The auditors said at least one million dollars were paid twice to build a stretch of a rural road in northern Haiti. The public ministry issued the same contract to two firms in 2014 with the same tax identification number, government patent, staff, and resumes. The only difference was the heads of the firms.
One firm was headed by Moise himself who was later picked by the then President Michel Martelly as his successor..
Moise’s construction firm, Agritans, received US$419,240, a 66 percent advance, for the project two months before signing the contract.
“For the court, giving a second contract for the same project ... is nothing less than a scheme to embezzle funds,” the auditors said.
Some of the money came from Venezuela’s PetroCaribe oil program meant to aid Haiti's struggling classes. Under the program, Venezuela provided oil for deferred payments of over 25 years and at a one percent interest rate.
Haiti was supposed to use deal to build roads, hospitals, and other social programs from the billions of dollars the country saved from not having to pay for oil immediately. The country now owes Venezuela US$2 billion.
The state auditors submitted a 600-page report on the president's dealing to the Senate Friday, the second installment of a three-part investigation into the handling of billions of dollars from the oil program between 2008 and 2016.
Reginald Buolos, an influential businessman says he regrets his decision to support Moise during the presidential campaign in 2016.
“I urge you to start a process that should quickly lead to a political transition that would begin with your resignation as President of the Republic,” Buolos wrote in an open letter.
The interreligious organization, Religions for Peace, encouraged civil society organizations “to mobilize to save what remains of the country.”
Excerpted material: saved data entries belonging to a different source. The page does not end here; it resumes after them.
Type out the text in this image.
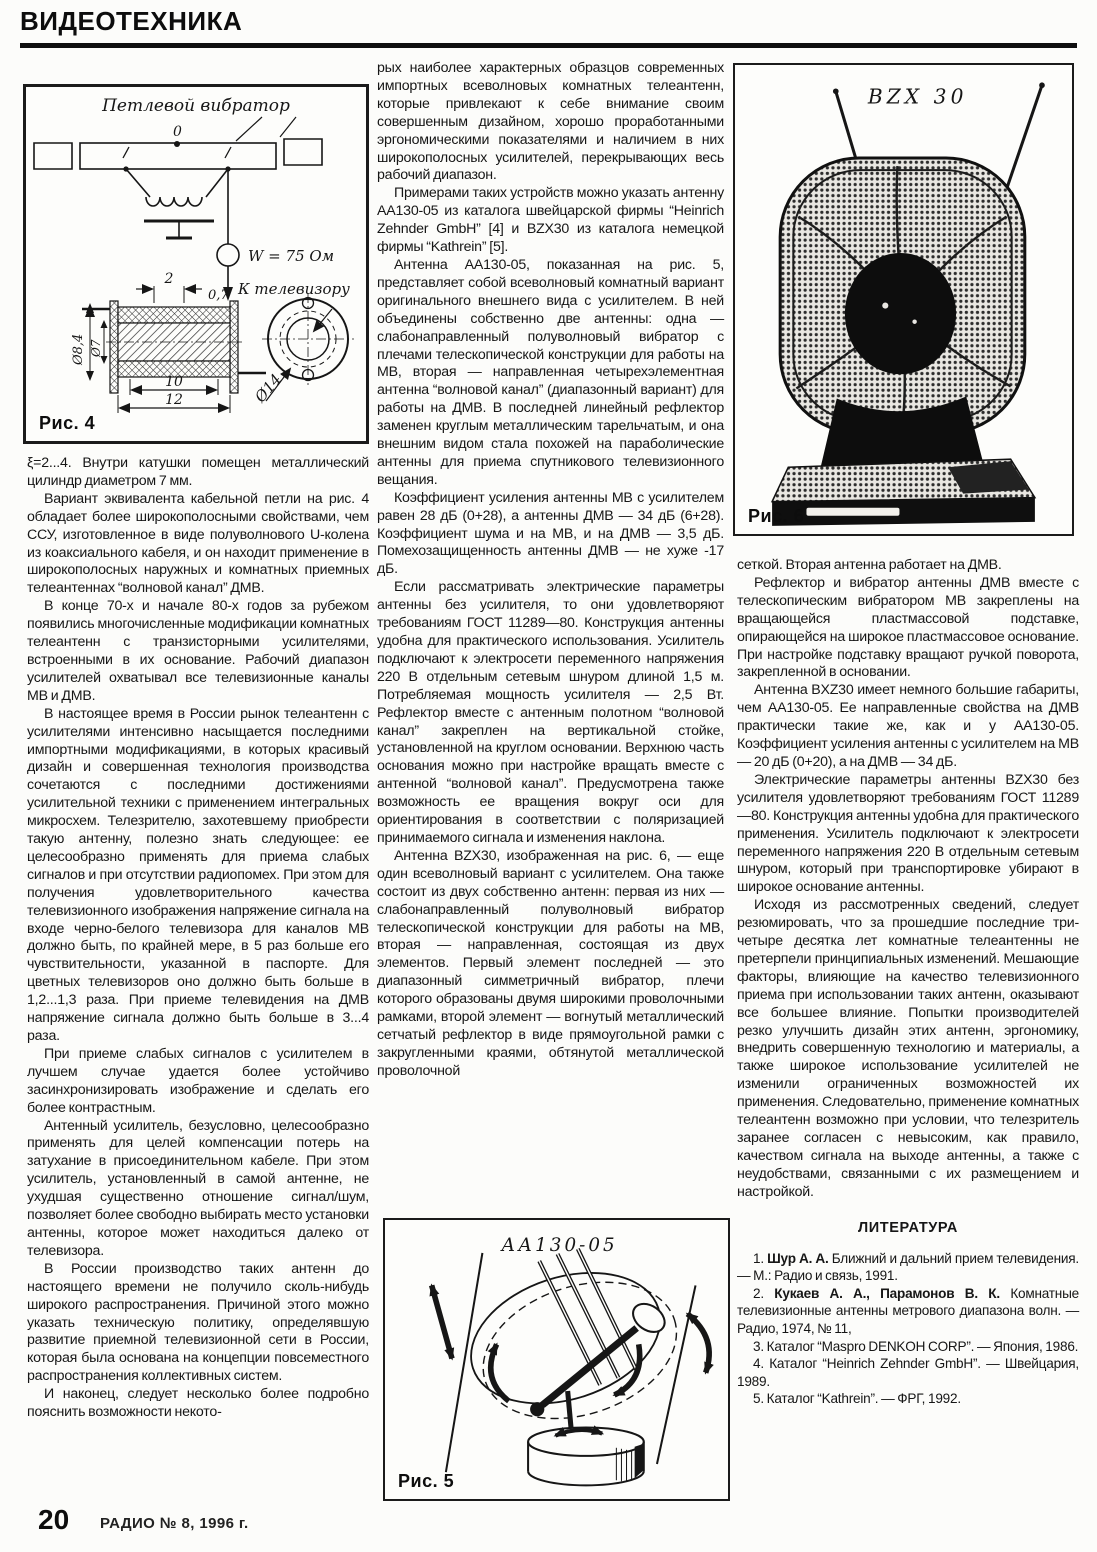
ВИДЕОТЕХНИКА
Петлевой вибратор
0
W = 75 Ом
К телевизору
2
0,7
Ø8,4 Ø7
10
12	Ø14
Рис. 4

ξ=2...4. Внутри катушки помещен металлический цилиндр диаметром 7 мм.

Вариант эквивалента кабельной петли на рис. 4 обладает более широкополосными свойствами, чем ССУ, изготовленное в виде полуволнового U-колена из коаксиального кабеля, и он находит применение в широкополосных наружных и комнатных приемных телеантеннах “волновой канал” ДМВ.

В конце 70-х и начале 80-х годов за рубежом появились многочисленные модификации комнатных телеантенн с транзисторными усилителями, встроенными в их основание. Рабочий диапазон усилителей охватывал все телевизионные каналы МВ и ДМВ.

В настоящее время в России рынок телеантенн с усилителями интенсивно насыщается последними импортными модификациями, в которых красивый дизайн и совершенная технология производства сочетаются с последними достижениями усилительной техники с применением интегральных микросхем. Телезрителю, захотевшему приобрести такую антенну, полезно знать следующее: ее целесообразно применять для приема слабых сигналов и при отсутствии радиопомех. При этом для получения удовлетворительного качества телевизионного изображения напряжение сигнала на входе черно-белого телевизора для каналов МВ должно быть, по крайней мере, в 5 раз больше его чувствительности, указанной в паспорте. Для цветных телевизоров оно должно быть больше в 1,2...1,3 раза. При приеме телевидения на ДМВ напряжение сигнала должно быть больше в 3...4 раза.

При приеме слабых сигналов с усилителем в лучшем случае удается более устойчиво засинхронизировать изображение и сделать его более контрастным.

Антенный усилитель, безусловно, целесообразно применять для целей компенсации потерь на затухание в присоединительном кабеле. При этом усилитель, установленный в самой антенне, не ухудшая существенно отношение сигнал/шум, позволяет более свободно выбирать место установки антенны, которое может находиться далеко от телевизора.

В России производство таких антенн до настоящего времени не получило сколь-нибудь широкого распространения. Причиной этого можно указать техническую политику, определявшую развитие приемной телевизионной сети в России, которая была основана на концепции повсеместного распространения коллективных систем.

И наконец, следует несколько более подробно пояснить возможности некото-

рых наиболее характерных образцов современных импортных всеволновых комнатных телеантенн, которые привлекают к себе внимание своим совершенным дизайном, хорошо проработанными эргономическими показателями и наличием в них широкополосных усилителей, перекрывающих весь рабочий диапазон.

Примерами таких устройств можно указать антенну АА130-05 из каталога швейцарской фирмы “Heinrich Zehnder GmbH” [4] и BZX30 из каталога немецкой фирмы “Kathrein” [5].

Антенна АА130-05, показанная на рис. 5, представляет собой всеволновый комнатный вариант оригинального внешнего вида с усилителем. В ней объединены собственно две антенны: одна — слабонаправленный полуволновый вибратор с плечами телескопической конструкции для работы на МВ, вторая — направленная четырехэлементная антенна “волновой канал” (диапазонный вариант) для работы на ДМВ. В последней линейный рефлектор заменен круглым металлическим тарельчатым, и она внешним видом стала похожей на параболические антенны для приема спутникового телевизионного вещания.

Коэффициент усиления антенны МВ с усилителем равен 28 дБ (0+28), а антенны ДМВ — 34 дБ (6+28). Коэффициент шума и на МВ, и на ДМВ — 3,5 дБ. Помехозащищенность антенны ДМВ — не хуже -17 дБ.

Если рассматривать электрические параметры антенны без усилителя, то они удовлетворяют требованиям ГОСТ 11289—80. Конструкция антенны удобна для практического использования. Усилитель подключают к электросети переменного напряжения 220 В отдельным сетевым шнуром длиной 1,5 м. Потребляемая мощность усилителя — 2,5 Вт. Рефлектор вместе с антенным полотном “волновой канал” закреплен на вертикальной стойке, установленной на круглом основании. Верхнюю часть основания можно при настройке вращать вместе с антенной “волновой канал”. Предусмотрена также возможность ее вращения вокруг оси для ориентирования в соответствии с поляризацией принимаемого сигнала и изменения наклона.

Антенна BZX30, изображенная на рис. 6, — еще один всеволновый вариант с усилителем. Она также состоит из двух собственно антенн: первая из них — слабонаправленный полуволновый вибратор телескопической конструкции для работы на МВ, вторая — направленная, состоящая из двух элементов. Первый элемент последней — это диапазонный симметричный вибратор, плечи которого образованы двумя широкими проволочными рамками, второй элемент — вогнутый металлический сетчатый рефлектор в виде прямоугольной рамки с закругленными краями, обтянутой металлической проволочной

АА130-05
Рис. 5
BZX 30
Рис. 6

сеткой. Вторая антенна работает на ДМВ.

Рефлектор и вибратор антенны ДМВ вместе с телескопическим вибратором МВ закреплены на вращающейся пластмассовой подставке, опирающейся на широкое пластмассовое основание. При настройке подставку вращают ручкой поворота, закрепленной в основании.

Антенна BXZ30 имеет немного большие габариты, чем АА130-05. Ее направленные свойства на ДМВ практически такие же, как и у АА130-05. Коэффициент усиления антенны с усилителем на МВ — 20 дБ (0+20), а на ДМВ — 34 дБ.

Электрические параметры антенны BZX30 без усилителя удовлетворяют требованиям ГОСТ 11289—80. Конструкция антенны удобна для практического применения. Усилитель подключают к электросети переменного напряжения 220 В отдельным сетевым шнуром, который при транспортировке убирают в широкое основание антенны.

Исходя из рассмотренных сведений, следует резюмировать, что за прошедшие последние три-четыре десятка лет комнатные телеантенны не претерпели принципиальных изменений. Мешающие факторы, влияющие на качество телевизионного приема при использовании таких антенн, оказывают все большее влияние. Попытки производителей резко улучшить дизайн этих антенн, эргономику, внедрить совершенную технологию и материалы, а также широкое использование усилителей не изменили ограниченных возможностей их применения. Следовательно, применение комнатных телеантенн возможно при условии, что телезритель заранее согласен с невысоким, как правило, качеством сигнала на выходе антенны, а также с неудобствами, связанными с их размещением и настройкой.

ЛИТЕРАТУРА

1. Шур А. А. Ближний и дальний прием телевидения. — М.: Радио и связь, 1991.

2. Кукаев А. А., Парамонов В. К. Комнатные телевизионные антенны метрового диапазона волн. — Радио, 1974, № 11,

3. Каталог “Maspro DENKOH CORP”. — Япония, 1986.

4. Каталог “Heinrich Zehnder GmbH”. — Швейцария, 1989.

5. Каталог “Kathrein”. — ФРГ, 1992.

20 РАДИО № 8, 1996 г.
The president did not comment on the audit reports but in a press statement Monday, Agritrans lawyer, Mario Delcy, said that the company “formally disagrees” with the report. Moise no longer heads the company.
For months, protesters have been taking to the street, with state repression, demanding justice in the alleged irregularities in the Petrocaribe program amid increased inflation.
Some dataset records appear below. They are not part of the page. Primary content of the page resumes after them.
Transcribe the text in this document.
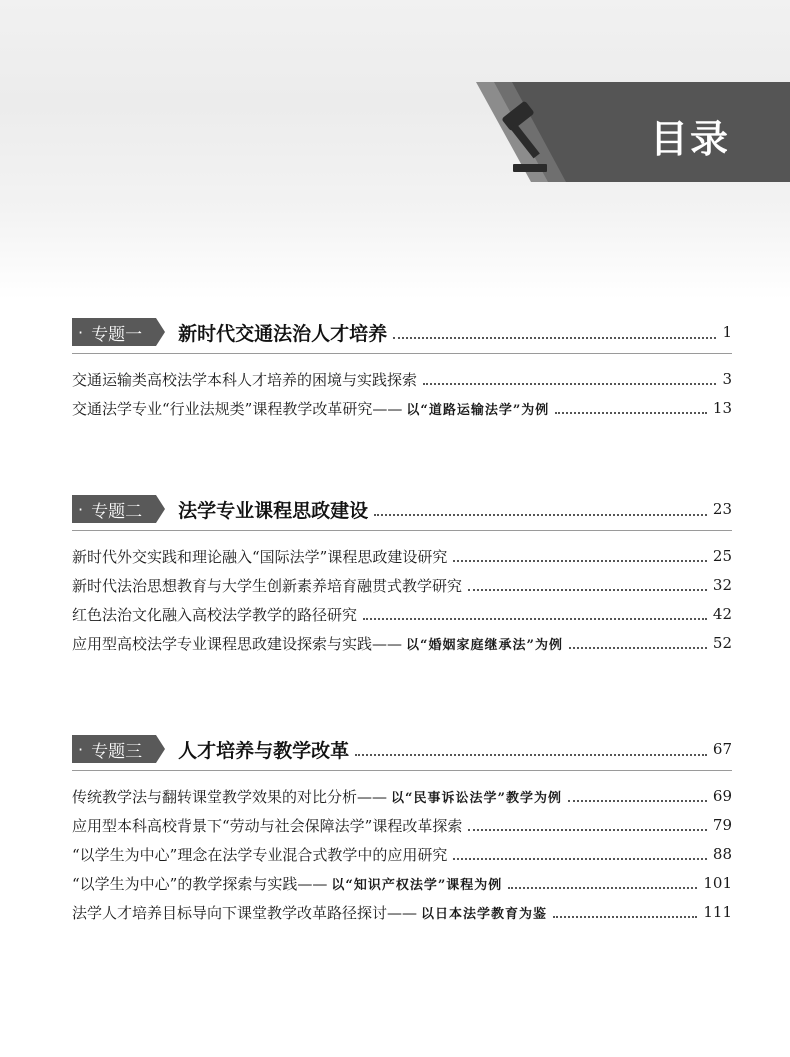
目录
· 专题一 新时代交通法治人才培养	1
交通运输类高校法学本科人才培养的困境与实践探索	3
交通法学专业“行业法规类”课程教学改革研究—— 以“道路运输法学”为例	13
· 专题二 法学专业课程思政建设	23
新时代外交实践和理论融入“国际法学”课程思政建设研究	25
新时代法治思想教育与大学生创新素养培育融贯式教学研究	32
红色法治文化融入高校法学教学的路径研究	42
应用型高校法学专业课程思政建设探索与实践—— 以“婚姻家庭继承法”为例	52
· 专题三 人才培养与教学改革	67
传统教学法与翻转课堂教学效果的对比分析—— 以“民事诉讼法学”教学为例	69
应用型本科高校背景下“劳动与社会保障法学”课程改革探索	79
“以学生为中心”理念在法学专业混合式教学中的应用研究	88
“以学生为中心”的教学探索与实践—— 以“知识产权法学”课程为例	101
法学人才培养目标导向下课堂教学改革路径探讨—— 以日本法学教育为鉴	111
Citizens were pressuring Moise to launch an investigation into the management of PetroCaribe funds when he came to power promising to fight corruption.
“He has to set an example and put himself at the disposal of justice,” said Velina Charlier, who is part of Nou pap Dòmi (We won’t sleep) citizens’ movement. “We have to break the cycle of people stealing the government’s money and nothing happening to them.”
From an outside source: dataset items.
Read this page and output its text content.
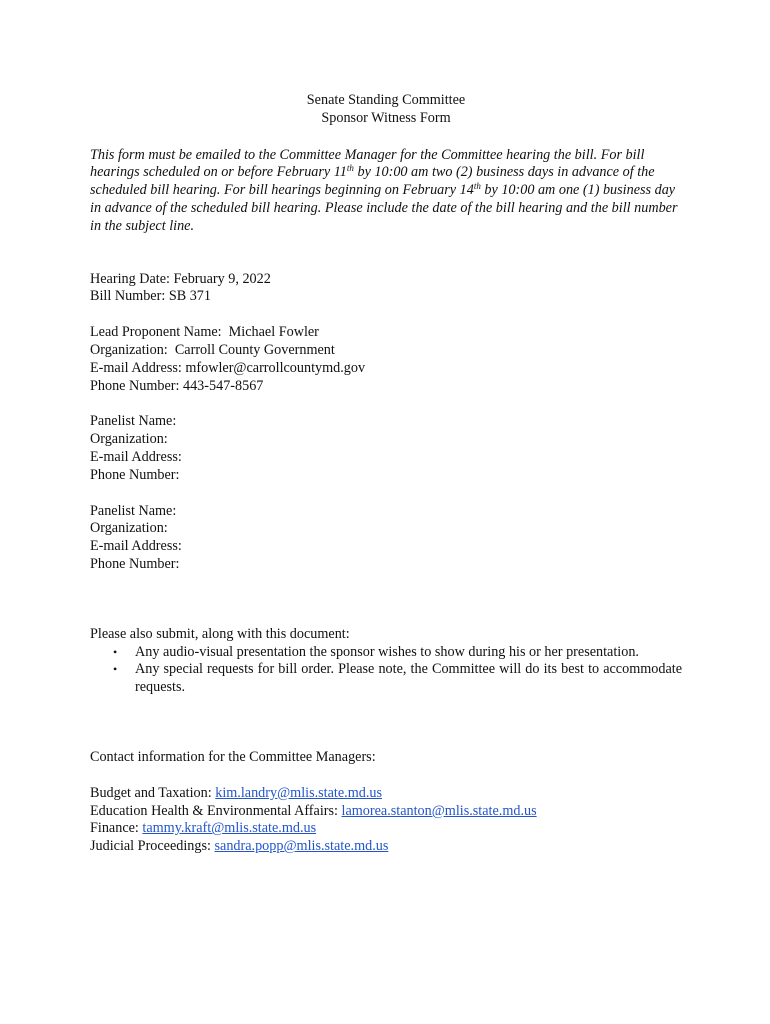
Senate Standing Committee
Sponsor Witness Form
This form must be emailed to the Committee Manager for the Committee hearing the bill. For bill hearings scheduled on or before February 11th by 10:00 am two (2) business days in advance of the scheduled bill hearing. For bill hearings beginning on February 14th by 10:00 am one (1) business day in advance of the scheduled bill hearing. Please include the date of the bill hearing and the bill number in the subject line.
Hearing Date: February 9, 2022
Bill Number: SB 371
Lead Proponent Name:  Michael Fowler
Organization:  Carroll County Government
E-mail Address: mfowler@carrollcountymd.gov
Phone Number: 443-547-8567
Panelist Name:
Organization:
E-mail Address:
Phone Number:
Panelist Name:
Organization:
E-mail Address:
Phone Number:
Please also submit, along with this document:
• Any audio-visual presentation the sponsor wishes to show during his or her presentation.
• Any special requests for bill order. Please note, the Committee will do its best to accommodate requests.
Contact information for the Committee Managers:
Budget and Taxation: kim.landry@mlis.state.md.us
Education Health & Environmental Affairs: lamorea.stanton@mlis.state.md.us
Finance: tammy.kraft@mlis.state.md.us
Judicial Proceedings: sandra.popp@mlis.state.md.us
The report also revealed US$314 million assigned for the country's 2010 country's rebuild of homes went, instead, to the pockets of politicians. There was "a total absence of ... transparency and respect for ethics," the auditors wrote in regard to these funds.
Just under 60 percent of Haiti’s population lives in poverty. The Caribbean nation still suffers from major infrastructural damage caused by hard-hitting hurricanes and earthquakes over the past 12 years. However, the nation's systemic political corruption plays a major role in keeping the country in continual economic and political dysfunction.
“Fundamental to the pervasive problem of poverty in Haiti is the long history of political instability and the lack of governance. Corruption and misuse of public funds have resulted in a decline in the quality of all public services, … and the provision of basic infrastructure,” the World Bank said recently.